El recorrido de este año contó con una visita a la Parroquia de San Julián

Los pastoreños de Capuchinos han vivido con esplendor un nuevo Domingo de Mayo junto a luz y guía, la Divina Pastora .

La Virgen salía radiante a las seis de la tarde del icónico convento a los sones de la Marcha Real, tras la cual sonaba el Himno de la Coronación, interpretado por el coro de la corporación y la Banda de Nuestra Señora de las Nieves de Olivares, que se estrenaba tras la venerada Imagen.

Tras ello, el cortejo cruzaba la Ronda de Capuchinos para acercarse al cercano barrio de San Julián en un intinerario inédito, preparado especialmente para celebrar el centenario de la Coronación Canónica.

Momentos irrepetibles en la triunfal procesión de la Divina Pastora de Capuchinos.
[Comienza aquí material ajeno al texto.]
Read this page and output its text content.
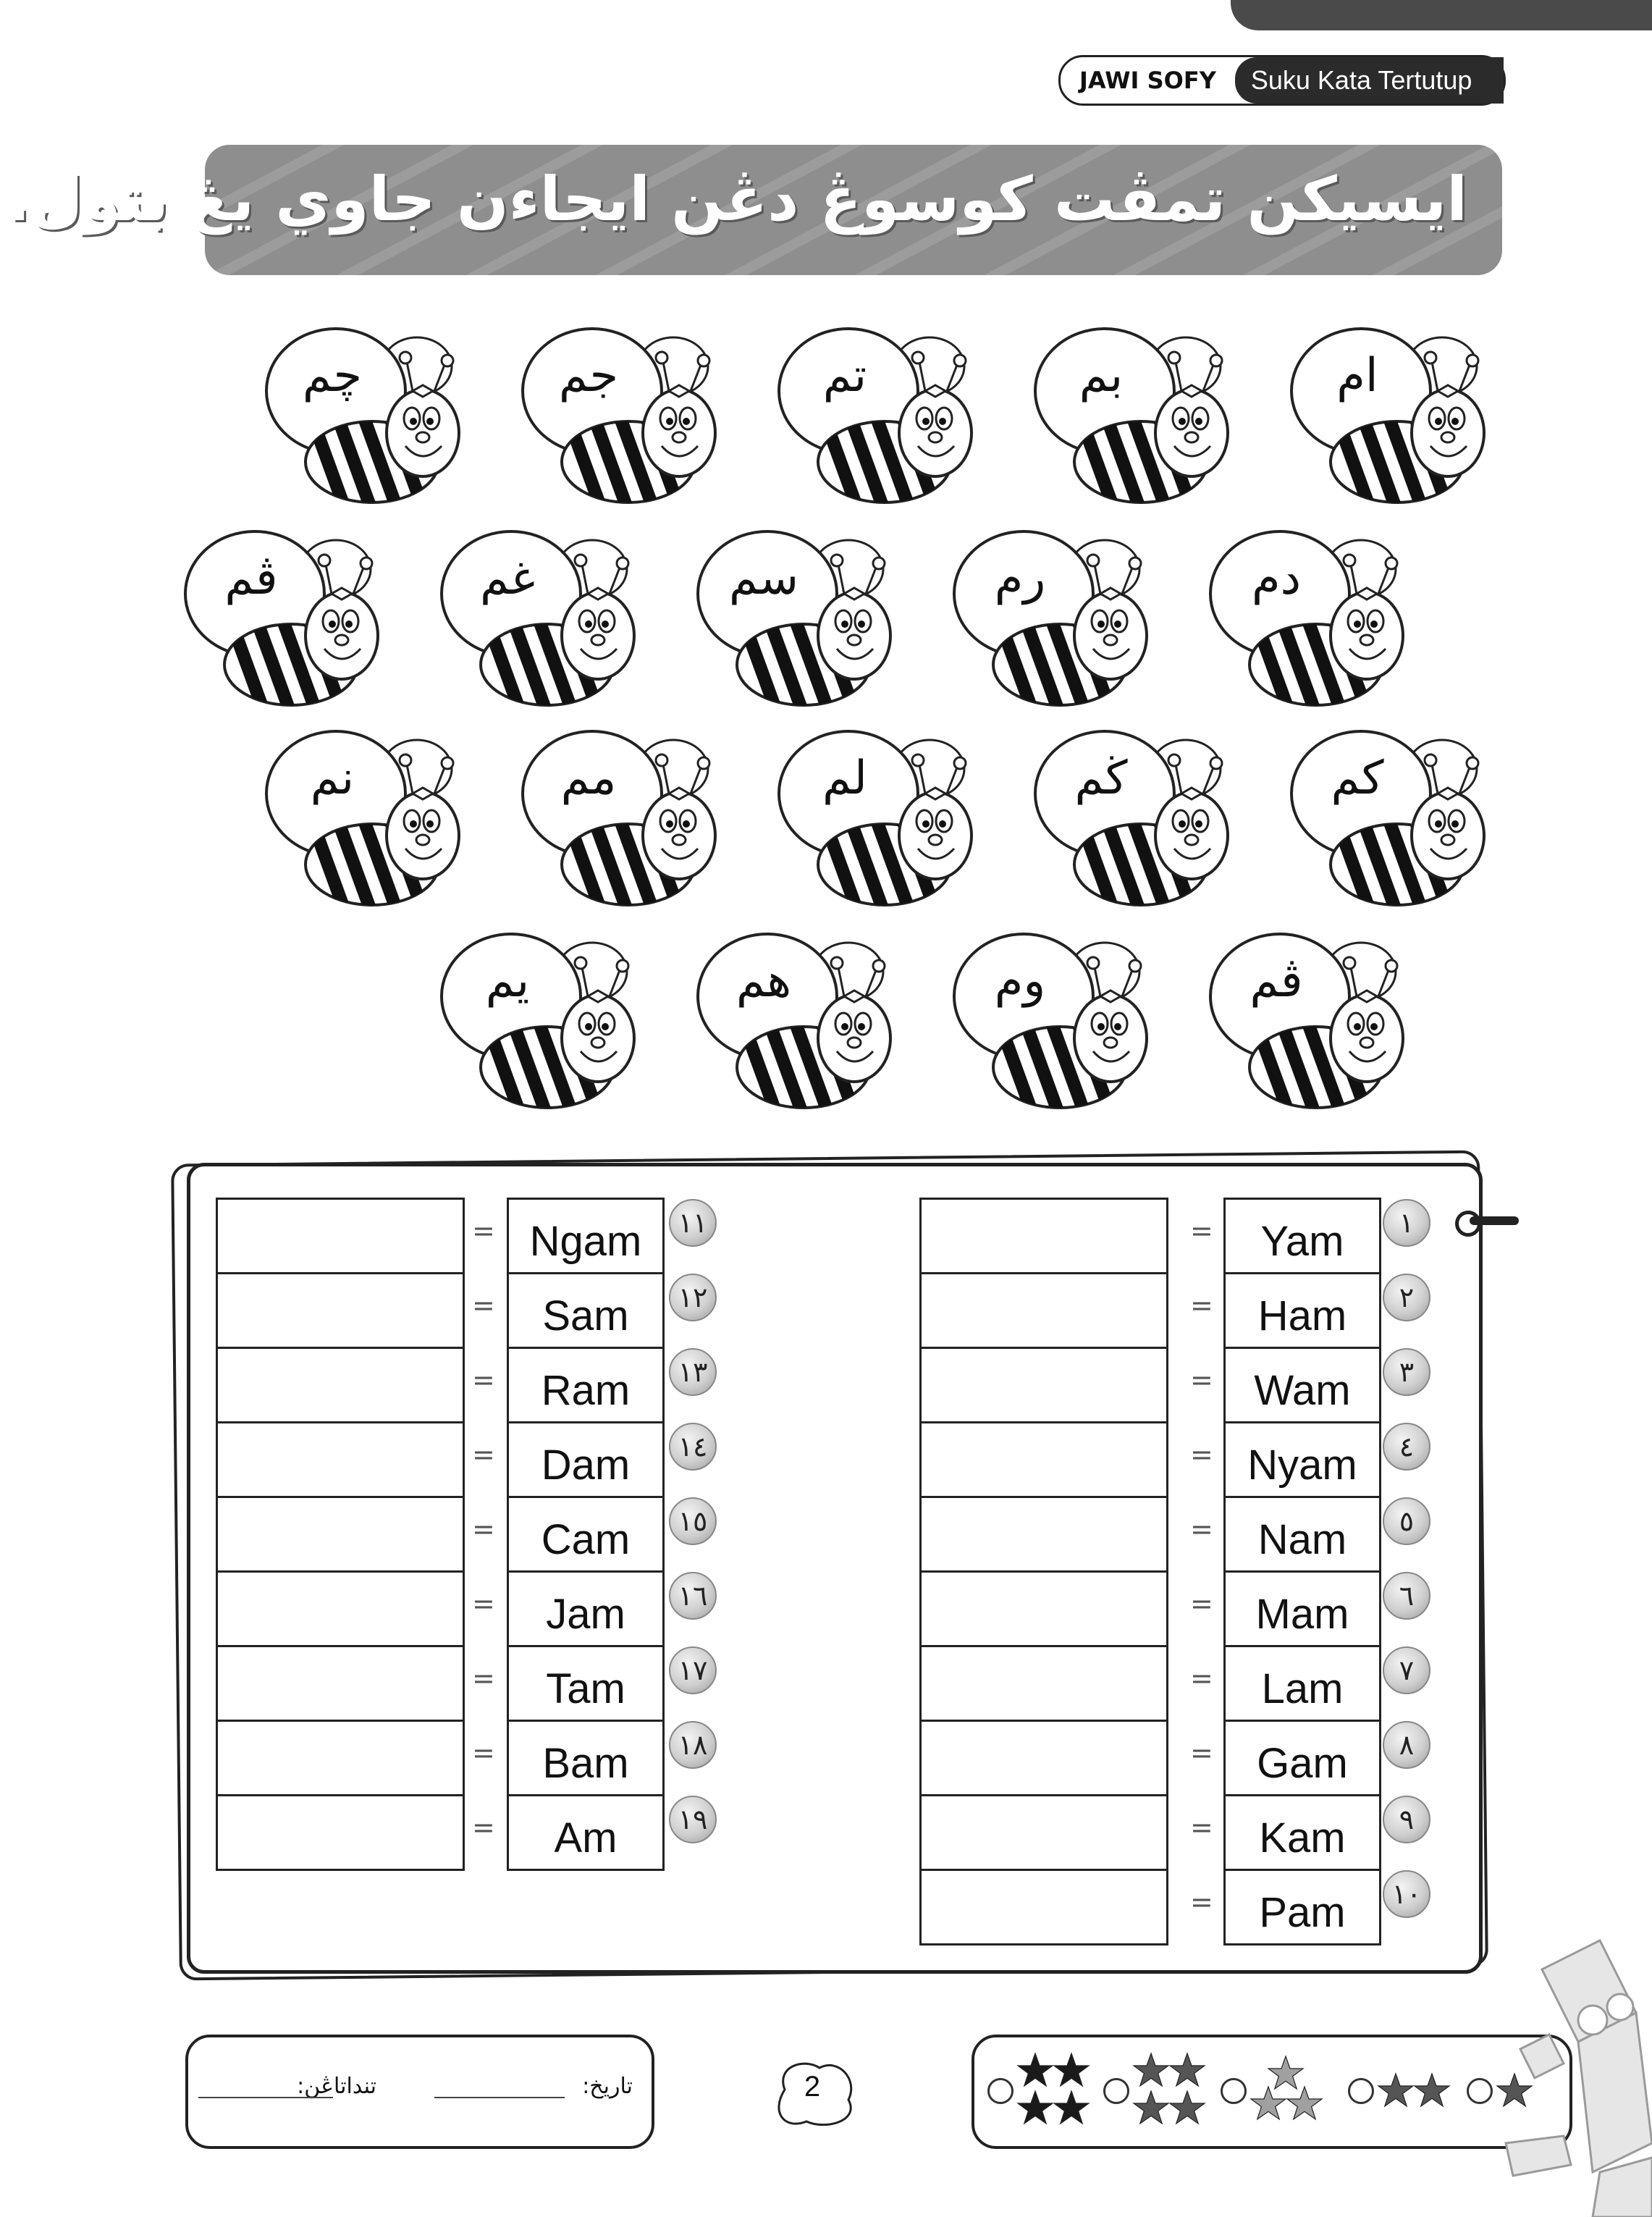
JAWI SOFY	Suku Kata Tertutup
ايسيكن تمڤت كوسوڠ دڠن ايجاءن جاوي يڠ بتول.
ام
بم
تم
جم
چم
دم
رم
سم
غم
ڤم
كم
ڬم
لم
مم
نم
ڤم
وم
هم
يم
= Yam	١
= Ham	٢
= Wam	٣
= Nyam	٤
= Nam	٥
= Mam	٦
= Lam	٧
= Gam	٨
= Kam	٩
= Pam	١٠
= Ngam	١١
= Sam	١٢
= Ram	١٣
= Dam	١٤
= Cam	١٥
= Jam	١٦
= Tam	١٧
= Bam	١٨
= Am	١٩
تاريخ:
تنداتاڠن:	2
Fotos: Andrés González.

Las plazas y rincones de este emplazamiento formaban parte de la historia pastoreña, y por ello la Virgen los recorría en su procesión después de muchos años.

El momento culmen de esta primera parte de su paseo por la ciudad llegaba con la parada en la Parroquia de San Julián, compartiendo unos instantes de fraternidad con la corporación del Rosario de San Julián y la Hiniesta.

A la salida de la conocida iglesia , la Divina Pastora se acercaba al Convento de San Cayetano, justo enfrente, donde recibía una fabulosa petalada.

Pero el cénit del delirio ocurriría varias horas más tarde, ya en el tramo final del recorrido y con cientos de personas agolpadas en una calle Antonio Machín decorada con mimo para estos momentos de tanto calado sentimental para hermanos y cofrades.

Cantos, vivas, marchas, fuegos artificiales y aplausos ponían el broche a una jornada memorable para la corporación letífica tras dos años de espera por las circunstancias sanitarias vividas.

La Divina Pastora volvió a reunir a su cuantioso rebaño para vibrar de emoción en una salida que quedará grabada en los corazones de toda Sevilla.